« Tiers Livre et Scriptopolis sont à l’initiative d’un projet de vases communicants : le premier vendredi du mois, chacun écrit sur le blog d’un autre, à charge à chacun de préparer les mariages, les échanges, les invitations. Circulation horizontale pour produire des liens autrement… Ne pas écrire pour, mais écrire chez l’autre. » | Cf. webOL sur ces #vasescommunicants.
Par _Jeanne faisant la surprise de répondre à EcritOL, vendredi 1er juillet 2011.
Alice
ce 30 juin, hôtel de l’Univers.
mon cher, très cher Luc.. d’où je suis, oui, je te lis. non. je ne t’écris pas. du moins pas jusqu’à ce jour. mais, à dire vrai, je ne t’écris pas plus aujourd’hui. je crois qu’il s’agit plutôt ici de pouvoir te dire ce que je n’avouerai jamais. ce que je ne peux te faire lire. nous sommes si éloignés maintenant.
non. pas un regret. nous avons fait des choix. en toute connaissance de cause, et des conséquences que cela impliquait. pour nous.
me rappelle encore notre rencontre.
toi.. déjà ton univers. tes photographies qui exprimaient tout haut ce que les gens ne voyaient plus ou ne voulaient plus voir en eux. tes rêves de drakkar comme dirait Nils (tu disais : “ce sera le Toy”). tu voyais loin. tu vois toujours si loin.

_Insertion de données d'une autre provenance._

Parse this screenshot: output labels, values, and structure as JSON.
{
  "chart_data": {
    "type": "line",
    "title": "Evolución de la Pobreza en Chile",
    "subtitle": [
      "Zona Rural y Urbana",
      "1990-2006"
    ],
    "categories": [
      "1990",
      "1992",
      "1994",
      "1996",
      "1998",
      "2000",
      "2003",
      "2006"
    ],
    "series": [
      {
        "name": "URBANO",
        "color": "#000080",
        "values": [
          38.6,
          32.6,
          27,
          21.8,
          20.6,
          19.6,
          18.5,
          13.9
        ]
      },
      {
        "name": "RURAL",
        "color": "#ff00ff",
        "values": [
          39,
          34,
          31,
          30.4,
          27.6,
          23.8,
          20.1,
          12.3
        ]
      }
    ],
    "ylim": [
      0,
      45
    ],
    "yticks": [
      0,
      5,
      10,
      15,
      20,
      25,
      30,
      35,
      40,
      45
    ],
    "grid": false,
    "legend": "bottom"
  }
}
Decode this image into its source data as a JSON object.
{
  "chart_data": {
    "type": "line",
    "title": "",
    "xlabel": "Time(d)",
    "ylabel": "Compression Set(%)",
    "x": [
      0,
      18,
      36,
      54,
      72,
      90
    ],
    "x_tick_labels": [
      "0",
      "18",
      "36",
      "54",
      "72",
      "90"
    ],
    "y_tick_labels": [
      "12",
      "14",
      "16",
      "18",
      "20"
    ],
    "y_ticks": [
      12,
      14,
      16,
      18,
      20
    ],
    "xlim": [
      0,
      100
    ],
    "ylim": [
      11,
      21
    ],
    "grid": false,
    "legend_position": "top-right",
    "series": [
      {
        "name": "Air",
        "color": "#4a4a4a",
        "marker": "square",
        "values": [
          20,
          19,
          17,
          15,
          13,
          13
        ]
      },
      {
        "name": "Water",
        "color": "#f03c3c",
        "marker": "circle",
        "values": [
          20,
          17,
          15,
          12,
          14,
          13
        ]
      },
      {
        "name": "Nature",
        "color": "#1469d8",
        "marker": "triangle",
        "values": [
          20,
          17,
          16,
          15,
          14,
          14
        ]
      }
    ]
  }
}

moi.. à me chercher encore. à n’aimer que fouler le sable, pieds nus, à marcher dans tes pas, l’écume nous frôlant les chevilles..
quelles traces avons-nous laisser là-bas, sur cette plage où nous aimions ?
un soir, au printemps, il nous fallu parler des lendemains.
tu le savais bien. il me fallait partir. c’était là où je devais être.
ton regard ce soir-là, sur l’horizon. deux jours auparavant tu avais vu ce bateau.
ton regard alors..
ça ne faisait aucun doute. tu avais réalisé ce que tu devais à terre. il me fallait te laisser prendre la mer. Le Toy..
non mon cher Luc. non. Le Toy n’est pour rien dans mon départ. tu le sais bien.
mais moi, Luc, la terre. la terre et ses contrées. la route. plutôt celle de la soie, de Samarkand que les marées hautes, les jours sans ciel.. c’était toi ça. c’est toi que cet espace appelle.
oui. nous avons grandi ensemble. nous nous sommes éveillés, ensemble, à des désirs insoupçonnés.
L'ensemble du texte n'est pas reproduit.